Sa décision intervient dans un contexte sécuritaire critique, alors que le gouvernement ne parvient toujours pas à enrayer une spirale de violence qui a fait près de 3 500 morts depuis le début de l’année. Comme le rapporte El País América, le décret a été signé “des heures après qu’une fusillade à l’aéroport international de Guayaquil a mis en évidence l’une des plus grandes contradictions de sa politique de sécurité : l’assassinat de Carlos Alberto Suástegui”.
Dérive autoritaire
L’homme était pourtant identifié comme le chef du puissant gang Los Águilas et considéré comme une cible prioritaire. Malgré cela, il entrait et sortait librement du pays, sans aucun mandat d’arrêt. Pour le quotidien, cet assassinat en plein terminal “ouvre des questions inconfortables sur l’efficacité d’une stratégie qui insiste sur le langage belliqueux tandis que les principaux chefs du crime organisé continuent de se déplacer en liberté”.
Face à l’échec de sa politique, Noboa semble désormais miser sur l’aide internationale. En ce sens, le décret est une manière à peine voilée de renforcer la présence militaire américaine en Équateur pour plaire à Donald Trump, selon El Diario, qui précise que “les États-Unis sont le seul pays mentionné expressément dans les sept pages du document”.
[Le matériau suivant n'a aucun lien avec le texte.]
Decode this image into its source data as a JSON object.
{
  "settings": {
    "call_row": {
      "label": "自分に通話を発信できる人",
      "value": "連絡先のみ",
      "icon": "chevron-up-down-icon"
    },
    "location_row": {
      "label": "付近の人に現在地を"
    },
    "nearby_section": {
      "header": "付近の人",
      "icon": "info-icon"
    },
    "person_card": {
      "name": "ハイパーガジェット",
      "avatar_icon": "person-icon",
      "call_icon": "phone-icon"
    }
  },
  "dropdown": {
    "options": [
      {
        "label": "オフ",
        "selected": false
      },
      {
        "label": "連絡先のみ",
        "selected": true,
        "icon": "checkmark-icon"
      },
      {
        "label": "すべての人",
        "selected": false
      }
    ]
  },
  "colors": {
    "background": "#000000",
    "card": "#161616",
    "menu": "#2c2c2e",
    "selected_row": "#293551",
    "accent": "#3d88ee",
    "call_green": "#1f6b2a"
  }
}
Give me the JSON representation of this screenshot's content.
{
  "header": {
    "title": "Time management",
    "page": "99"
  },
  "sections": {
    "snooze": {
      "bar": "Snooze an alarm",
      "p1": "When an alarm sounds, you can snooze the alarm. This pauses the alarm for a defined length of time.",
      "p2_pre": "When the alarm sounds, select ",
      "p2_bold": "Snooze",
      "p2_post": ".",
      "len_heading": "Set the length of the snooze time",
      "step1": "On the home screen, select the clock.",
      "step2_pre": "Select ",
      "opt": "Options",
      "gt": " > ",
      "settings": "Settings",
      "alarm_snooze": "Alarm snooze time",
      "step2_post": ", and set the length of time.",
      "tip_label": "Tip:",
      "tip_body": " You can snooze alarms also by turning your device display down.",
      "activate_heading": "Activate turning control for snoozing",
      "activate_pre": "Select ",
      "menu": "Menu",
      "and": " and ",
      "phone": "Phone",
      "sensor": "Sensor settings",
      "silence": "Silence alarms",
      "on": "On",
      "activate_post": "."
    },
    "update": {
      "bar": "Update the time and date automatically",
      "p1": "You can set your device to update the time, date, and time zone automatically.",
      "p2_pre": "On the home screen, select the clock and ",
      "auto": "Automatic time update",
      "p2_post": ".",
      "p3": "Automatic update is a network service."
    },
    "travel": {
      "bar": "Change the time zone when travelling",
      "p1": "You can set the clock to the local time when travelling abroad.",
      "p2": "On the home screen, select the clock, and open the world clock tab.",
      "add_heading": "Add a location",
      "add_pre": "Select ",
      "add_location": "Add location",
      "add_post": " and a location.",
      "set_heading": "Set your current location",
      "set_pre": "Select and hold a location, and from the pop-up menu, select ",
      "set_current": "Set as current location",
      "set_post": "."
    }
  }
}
Accusé de dérive autoritaire, Noboa ordonne depuis mars 2026 l’organisation d’opérations militaires conjointes avec des États-Unis qui renouvellent leur offensive contre le “narcoterrorisme” : une manière de contourner la décision du peuple équatorien, qui a rejeté par référendum l’installation de bases étrangères sur son territoire en 2025.